Exposure to high levels of radiation can have a profound deleterious effect on the haematopoietic system; however, the mechanisms of haematopoietic stem cell (HSC) recovery after radiation injury are poorly understood. Reporting in Nature Medicine, Doan and colleagues now show that epidermal growth factor (EGF), secreted by bone marrow endothelial cells, has a central role in HSC recovery.

Credit: Sean Gladwell/Alamy

Bone marrow endothelial cells are known to regulate HSC homeostasis and regeneration and to have a crucial role in HSC recovery after radiation injury. To investigate the molecular mechanisms of HSC recovery following radiation injury, the authors used Tie2Cre;Bak1−/−;Baxflox/− mice, which have a radioprotective phenotype owing to the selective deletion of the pro-apoptotic proteins BAK and BAX in angiopoietin 1 receptor (TIE2)-expressing endothelial cells. After high-dose total-body irradiation (TBI), these mice had previously been shown to have improved survival rates and better bone marrow cellularity compared to control mice.

In vitro experiments with BAK- and BAX-deficient endothelial cell lines generated from these mice, which were placed in non-contact culture with irradiated HSCs, indicated that the endothelial cells secrete survival factors that aid HSC recovery.

Subsequent cytokine analysis of the bone marrow serum of the radioprotected mice revealed that EGF was substantially enriched compared to control mice. Moreover, it was shown that irradiation induces the expression of EGF receptor (EGFR) on HSCs.

The role of EGF was further investigated in in vitro experiments, where EGF supplementation of irradiated HSCs had a similar radioprotective effect as co-culture with BAK- and BAX-deficient endothelial cells, whereas the addition of an EGF-specific antibody abrogated the radioprotective effect of BAK- and BAX-deficient endothelial cells.

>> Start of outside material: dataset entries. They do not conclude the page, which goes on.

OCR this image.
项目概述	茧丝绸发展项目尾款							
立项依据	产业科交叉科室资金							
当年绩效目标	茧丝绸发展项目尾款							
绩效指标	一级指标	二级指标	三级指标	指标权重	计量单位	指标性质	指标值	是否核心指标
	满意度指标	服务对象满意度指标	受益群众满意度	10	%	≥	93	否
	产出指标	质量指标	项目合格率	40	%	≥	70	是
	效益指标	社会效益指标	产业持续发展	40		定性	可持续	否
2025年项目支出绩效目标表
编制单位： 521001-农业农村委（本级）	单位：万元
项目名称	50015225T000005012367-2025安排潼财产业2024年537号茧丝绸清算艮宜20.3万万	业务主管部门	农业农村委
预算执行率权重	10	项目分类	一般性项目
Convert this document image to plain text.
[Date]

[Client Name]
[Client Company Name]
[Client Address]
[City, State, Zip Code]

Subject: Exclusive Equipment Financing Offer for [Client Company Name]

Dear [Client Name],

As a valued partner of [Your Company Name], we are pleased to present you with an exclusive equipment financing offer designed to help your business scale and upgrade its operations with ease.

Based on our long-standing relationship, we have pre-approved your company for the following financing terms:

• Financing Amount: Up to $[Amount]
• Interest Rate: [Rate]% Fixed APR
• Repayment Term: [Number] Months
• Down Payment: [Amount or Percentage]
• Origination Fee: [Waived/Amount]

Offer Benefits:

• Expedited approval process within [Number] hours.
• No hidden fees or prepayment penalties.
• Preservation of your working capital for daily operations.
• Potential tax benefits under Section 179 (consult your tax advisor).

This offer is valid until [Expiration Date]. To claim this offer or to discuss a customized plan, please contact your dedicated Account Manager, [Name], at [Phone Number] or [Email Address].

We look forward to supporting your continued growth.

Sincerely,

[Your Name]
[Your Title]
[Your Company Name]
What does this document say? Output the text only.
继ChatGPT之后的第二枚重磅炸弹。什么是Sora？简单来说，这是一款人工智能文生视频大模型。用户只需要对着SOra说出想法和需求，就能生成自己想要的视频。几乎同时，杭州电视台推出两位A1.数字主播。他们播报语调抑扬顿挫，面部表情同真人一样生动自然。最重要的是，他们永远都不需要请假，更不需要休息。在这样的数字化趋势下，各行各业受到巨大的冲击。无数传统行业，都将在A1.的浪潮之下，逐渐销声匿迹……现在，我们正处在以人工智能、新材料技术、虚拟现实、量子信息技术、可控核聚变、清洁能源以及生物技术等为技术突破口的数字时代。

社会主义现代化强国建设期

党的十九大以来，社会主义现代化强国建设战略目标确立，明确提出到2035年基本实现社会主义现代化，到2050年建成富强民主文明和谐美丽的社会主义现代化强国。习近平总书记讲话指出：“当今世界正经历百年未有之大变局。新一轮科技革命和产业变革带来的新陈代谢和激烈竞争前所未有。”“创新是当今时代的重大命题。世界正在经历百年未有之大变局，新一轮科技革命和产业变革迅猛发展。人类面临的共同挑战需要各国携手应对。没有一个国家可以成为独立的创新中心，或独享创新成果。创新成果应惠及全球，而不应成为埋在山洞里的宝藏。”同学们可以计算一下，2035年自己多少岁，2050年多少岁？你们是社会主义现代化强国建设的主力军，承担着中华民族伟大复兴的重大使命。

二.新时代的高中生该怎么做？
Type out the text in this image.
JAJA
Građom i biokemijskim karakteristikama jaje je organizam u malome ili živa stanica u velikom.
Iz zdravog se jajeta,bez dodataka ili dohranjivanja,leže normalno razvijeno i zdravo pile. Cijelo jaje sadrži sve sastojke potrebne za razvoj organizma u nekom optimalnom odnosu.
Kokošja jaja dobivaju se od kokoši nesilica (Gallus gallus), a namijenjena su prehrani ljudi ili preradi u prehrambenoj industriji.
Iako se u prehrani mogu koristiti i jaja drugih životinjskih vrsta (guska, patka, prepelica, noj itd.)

Several in vivo experiments further underscored the role of EGF in radioprotection. Treatment of wild-type mice with intraperitoneal EGF 2 hours after TBI led to increased bone marrow cellularity compared to saline-treated mice, and transplant experiments showed that bone marrow from EGF-treated irradiated mice contained more than 10-fold higher HSC repopulating capacity compared to bone marrow from saline-treated irradiated donors. Importantly, it was shown that systemic treatment of mice subjected to lethal doses of radiation with EGF boosts survival: at radiation doses that cause 50% lethality after 30 days in saline-treated mice, EGF treatment led to a 100% survival rate. Conversely, experiments with the small-molecule EGFR inhibitor erlotinib showed that blocking EGF signalling reverses the radioprotective phenotype of Tie2Cre;Bak1−/−;Baxflox/− mice, that it lowers the capacity of HSC engraftment in transplant experiments, and that it leads to dismal survival (less than 10%) in lethal irradiation experiments as described above.

Examining the molecular pathways of EGF function in radiation recovery, it was found that EGFR activation induces early HSC cycling after radiation exposure by activating the phosphoinositide 3-kinase (PI3K)–AKT signalling pathway. Moreover, EGFR stimulation was shown to repress the transcription factor PUMA (p53 upregulated modulator of apoptosis) — a known inducer of radiation-induced toxicity.

These results reveal a previously unknown role for EGF and indicate that the systemic administration of EGF could be useful in patients who receive TBI-based conditioning before HSC transplants, as well as in victims of radiation sickness.